McVeigh writes in her article: “In a tacit admission that the protests will be difficult to sustain over the winter, organisers are now focusing their efforts on planning a ‘spring offensive’ with fresh targets.”
And in Canada? “Few tears being shed for the crumbling Occupy movement,” trumpets the Globe and Mail. On the other hand, David Olive, Business columnist (!) for the Toronto Star argues that the Occupy movement is not the real threat to civil society; gross inequality is. CBC radio, meanwhile, throws out hourly pronouncements about the danger lurking in every Occupy encampment across the land.
A few days ago, I went to St. James Park, home of Occupy Toronto, to donate some sleeping bags. What I saw was anything but dangerous, or crumbling.

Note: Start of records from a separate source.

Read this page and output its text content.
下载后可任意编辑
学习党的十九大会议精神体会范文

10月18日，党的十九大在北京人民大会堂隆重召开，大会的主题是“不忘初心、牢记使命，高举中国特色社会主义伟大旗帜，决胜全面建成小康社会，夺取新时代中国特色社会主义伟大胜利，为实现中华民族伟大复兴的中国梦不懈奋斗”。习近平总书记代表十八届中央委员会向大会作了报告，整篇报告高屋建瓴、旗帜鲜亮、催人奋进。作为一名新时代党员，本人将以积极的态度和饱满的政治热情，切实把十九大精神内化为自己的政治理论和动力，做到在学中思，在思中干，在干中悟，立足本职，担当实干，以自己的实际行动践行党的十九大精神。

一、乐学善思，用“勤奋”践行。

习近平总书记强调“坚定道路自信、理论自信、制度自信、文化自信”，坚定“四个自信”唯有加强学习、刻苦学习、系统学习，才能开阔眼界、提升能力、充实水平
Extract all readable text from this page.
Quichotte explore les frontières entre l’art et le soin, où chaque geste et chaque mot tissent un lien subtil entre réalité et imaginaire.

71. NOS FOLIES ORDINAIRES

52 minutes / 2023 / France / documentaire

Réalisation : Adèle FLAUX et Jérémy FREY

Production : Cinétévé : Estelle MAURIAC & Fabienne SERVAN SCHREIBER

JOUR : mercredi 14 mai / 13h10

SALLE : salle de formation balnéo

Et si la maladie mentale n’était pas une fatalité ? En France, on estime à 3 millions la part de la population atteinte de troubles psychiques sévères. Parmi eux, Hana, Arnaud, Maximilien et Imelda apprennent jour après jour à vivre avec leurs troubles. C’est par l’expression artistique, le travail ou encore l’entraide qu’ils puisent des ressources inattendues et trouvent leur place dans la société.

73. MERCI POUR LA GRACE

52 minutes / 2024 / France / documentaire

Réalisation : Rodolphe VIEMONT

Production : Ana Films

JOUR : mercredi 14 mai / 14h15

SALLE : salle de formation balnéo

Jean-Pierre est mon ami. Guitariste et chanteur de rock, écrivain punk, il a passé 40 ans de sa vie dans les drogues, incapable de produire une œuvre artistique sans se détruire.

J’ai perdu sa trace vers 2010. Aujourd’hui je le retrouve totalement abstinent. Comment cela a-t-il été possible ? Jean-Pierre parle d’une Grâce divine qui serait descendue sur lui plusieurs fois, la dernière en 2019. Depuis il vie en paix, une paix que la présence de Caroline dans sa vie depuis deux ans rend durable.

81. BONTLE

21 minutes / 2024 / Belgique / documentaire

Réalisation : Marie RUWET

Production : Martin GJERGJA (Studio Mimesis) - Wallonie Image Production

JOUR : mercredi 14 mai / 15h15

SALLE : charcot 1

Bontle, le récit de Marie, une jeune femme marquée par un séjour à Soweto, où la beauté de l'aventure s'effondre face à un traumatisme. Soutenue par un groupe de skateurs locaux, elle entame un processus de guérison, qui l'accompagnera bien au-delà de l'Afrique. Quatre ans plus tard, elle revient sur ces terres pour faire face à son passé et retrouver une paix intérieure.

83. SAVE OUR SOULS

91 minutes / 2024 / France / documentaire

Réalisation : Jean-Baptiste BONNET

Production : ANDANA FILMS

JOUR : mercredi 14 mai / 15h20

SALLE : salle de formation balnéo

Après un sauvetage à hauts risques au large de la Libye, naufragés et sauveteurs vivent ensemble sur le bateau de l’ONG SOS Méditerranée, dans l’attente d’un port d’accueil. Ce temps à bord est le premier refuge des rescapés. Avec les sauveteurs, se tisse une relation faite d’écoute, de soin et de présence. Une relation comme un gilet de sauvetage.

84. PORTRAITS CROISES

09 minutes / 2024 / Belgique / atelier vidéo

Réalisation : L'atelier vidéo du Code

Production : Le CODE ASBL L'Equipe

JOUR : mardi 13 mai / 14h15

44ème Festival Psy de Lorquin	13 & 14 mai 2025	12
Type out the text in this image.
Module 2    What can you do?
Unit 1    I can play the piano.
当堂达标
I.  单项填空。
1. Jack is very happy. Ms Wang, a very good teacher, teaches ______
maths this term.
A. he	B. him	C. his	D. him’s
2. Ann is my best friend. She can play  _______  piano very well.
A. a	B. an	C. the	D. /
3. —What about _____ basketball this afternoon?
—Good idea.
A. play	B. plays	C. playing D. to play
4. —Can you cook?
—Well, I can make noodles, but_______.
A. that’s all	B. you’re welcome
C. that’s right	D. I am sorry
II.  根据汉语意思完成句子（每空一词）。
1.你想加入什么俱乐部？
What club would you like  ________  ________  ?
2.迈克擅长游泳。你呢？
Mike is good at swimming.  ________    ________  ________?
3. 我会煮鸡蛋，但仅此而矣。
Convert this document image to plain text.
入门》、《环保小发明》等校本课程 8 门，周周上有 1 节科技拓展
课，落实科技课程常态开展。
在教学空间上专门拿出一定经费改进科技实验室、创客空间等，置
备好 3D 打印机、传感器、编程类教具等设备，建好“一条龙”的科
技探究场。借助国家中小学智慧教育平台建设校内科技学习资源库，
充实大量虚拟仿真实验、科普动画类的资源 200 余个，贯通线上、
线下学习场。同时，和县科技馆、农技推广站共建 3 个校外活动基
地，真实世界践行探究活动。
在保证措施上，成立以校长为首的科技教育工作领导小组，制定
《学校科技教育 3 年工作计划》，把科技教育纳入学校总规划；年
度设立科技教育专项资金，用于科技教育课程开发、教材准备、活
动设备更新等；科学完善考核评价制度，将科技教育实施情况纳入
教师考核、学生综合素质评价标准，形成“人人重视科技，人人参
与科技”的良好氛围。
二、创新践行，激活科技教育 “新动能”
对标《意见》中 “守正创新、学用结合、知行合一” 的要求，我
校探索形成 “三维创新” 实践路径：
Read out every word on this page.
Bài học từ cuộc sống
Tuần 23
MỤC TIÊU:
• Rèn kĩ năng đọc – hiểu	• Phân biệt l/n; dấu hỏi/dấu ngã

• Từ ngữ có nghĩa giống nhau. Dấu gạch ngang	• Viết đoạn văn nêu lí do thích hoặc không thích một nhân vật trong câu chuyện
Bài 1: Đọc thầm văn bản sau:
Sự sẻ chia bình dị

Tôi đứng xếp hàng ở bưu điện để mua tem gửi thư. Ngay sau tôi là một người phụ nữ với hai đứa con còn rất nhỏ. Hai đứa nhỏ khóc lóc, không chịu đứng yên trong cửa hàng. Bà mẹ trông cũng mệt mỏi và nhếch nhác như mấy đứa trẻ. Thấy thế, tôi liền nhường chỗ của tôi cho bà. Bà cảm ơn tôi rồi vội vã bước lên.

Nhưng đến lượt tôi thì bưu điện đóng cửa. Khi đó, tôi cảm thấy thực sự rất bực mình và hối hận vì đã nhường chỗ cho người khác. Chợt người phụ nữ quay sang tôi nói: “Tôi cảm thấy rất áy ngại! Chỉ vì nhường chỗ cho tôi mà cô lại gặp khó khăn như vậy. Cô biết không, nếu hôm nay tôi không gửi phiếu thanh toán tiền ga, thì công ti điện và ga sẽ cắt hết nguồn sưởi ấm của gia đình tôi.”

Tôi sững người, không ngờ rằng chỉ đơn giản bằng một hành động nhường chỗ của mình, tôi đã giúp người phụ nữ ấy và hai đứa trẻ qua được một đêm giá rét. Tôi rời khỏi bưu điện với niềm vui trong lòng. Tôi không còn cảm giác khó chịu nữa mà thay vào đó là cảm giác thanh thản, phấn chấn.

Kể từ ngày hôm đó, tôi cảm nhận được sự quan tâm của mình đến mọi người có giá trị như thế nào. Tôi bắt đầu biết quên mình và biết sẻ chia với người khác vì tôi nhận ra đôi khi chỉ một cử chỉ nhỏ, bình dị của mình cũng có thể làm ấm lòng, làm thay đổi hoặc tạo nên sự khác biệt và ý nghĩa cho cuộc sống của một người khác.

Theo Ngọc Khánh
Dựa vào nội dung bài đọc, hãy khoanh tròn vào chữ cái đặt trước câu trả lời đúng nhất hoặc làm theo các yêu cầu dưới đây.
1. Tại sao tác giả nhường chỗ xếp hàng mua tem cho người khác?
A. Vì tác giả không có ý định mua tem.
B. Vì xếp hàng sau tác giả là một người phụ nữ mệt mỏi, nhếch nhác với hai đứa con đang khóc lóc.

A robust little town has spring up in this leafy enclave, looking from afar like a medieval fair. A lovely woman, we’ll call her Jane, greets me casually as I enter the grounds and says, “Let’s see if we can get those donations to the women — they really need them right now.” Apparently there’s a need for a stash of items earmarked just for women (they especially need yoga mats, she says, for ground cover). So we go to the Donations office and create a special women’s donation carton. Then Jane shows me around the camp.
There’s a gentle, I would say even peaceful, even joyous energy to the place. There is a library inside of a yurt. There are dreamcatchers hanging from trees, a man reading a book in the open air.
But trouble is brewing. “The cops keep bringing in people with drug problems. We’re not sure why.” says Jane. “We don’t have enough trained people to keep them safe.” In this scenario, junkies are the wedge the police have been looking for to get their boots and billy clubs into the camp. It threatens to bring down Occupy Vancouver and it may be the excuse the mayor of Toronto seeks.
But only for a while. This movement is strong, stronger than anyone expected. “We never intended to rely on the mainstream media to put out our message,” says an Occupy Wall Street activist. “In two months we have established hundreds of media centres, 24/7 live streaming, and traditional print media in the form of Occupy Wall Street Journal. People are becoming citizen journalists. In the reporting of the movement, we are making the mainstream media irrelevant right now.”
Some say they’ll go home for the winter, “to dream” of a new spring offensive. Adbusters, who initiated the movement, are contemplating declaring victory before the cops sweep in. “We’ve captured the imagination of the world,” says Kalle Lasn of Adbusters, quoted in The Guardian. “Now we need to have a winter brainstorming and we’ll come up with a myriad projects.”
I leave St. James Park regretfully. There is a sweet sense of purpose there, that sustains me for the rest of the afternoon.